Similarly, the siliconization technology also has a significant impact on particle count, with the immobilised silicone layer from cross-linked siliconization providing the lowest particle level. Silicone-free syringes in the same conditions showed no particles, so there is a high probability that all sub-visual particles observed originated from siliconization.

 

Shrinkage, stability, and optical properties

Container / closure integrity may also be affected by extremely low temperatures such as -80 °C due to a loss of elasticity in the rubber components and the varying shrinkage rates of different materials.

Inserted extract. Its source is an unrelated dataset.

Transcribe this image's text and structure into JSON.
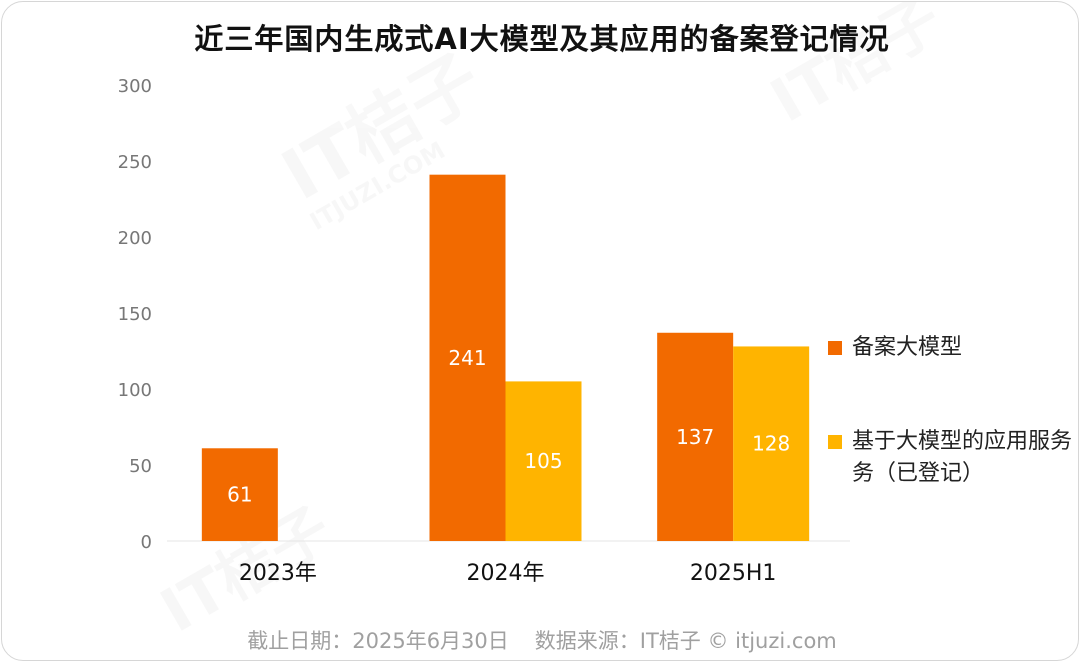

For example, it is not uncommon to see that the syringe barrel shrinks a lot less than the plunger, which could result in minimal overlap and a breach in the barrier against biologic ingress.

Testing was carried out on SCHOTT TOPPAC® 1 ml / 1 g syringes with standard halobutyl rubber components for tip cap and plunger, and compared with a range of control samples. The results showed that even at -80 °C there was no CO2 ingress after 24 hours.

Mechanical stability and optical properties were also unaffected by storage at very low temperatures, with no rise in breakage or stress cracking, and no hazing or additional visual defects.

 

The ideal solution

SCHOTT continues to investigate product and process variables to help mRNA manufacturers in the search for the ideal primary packaging. This includes potential drug-container interactions resulting from extractables and leachables coming from the container, and the effects of the container and storage conditions on the stability of the lipid nanoparticles used as the carrier. The company is also building a similar data package for glass syringes.

In the meantime, this extensive data package shows that SCHOTT TOPPAC® syringes are highly suitablefor mRNA vaccines.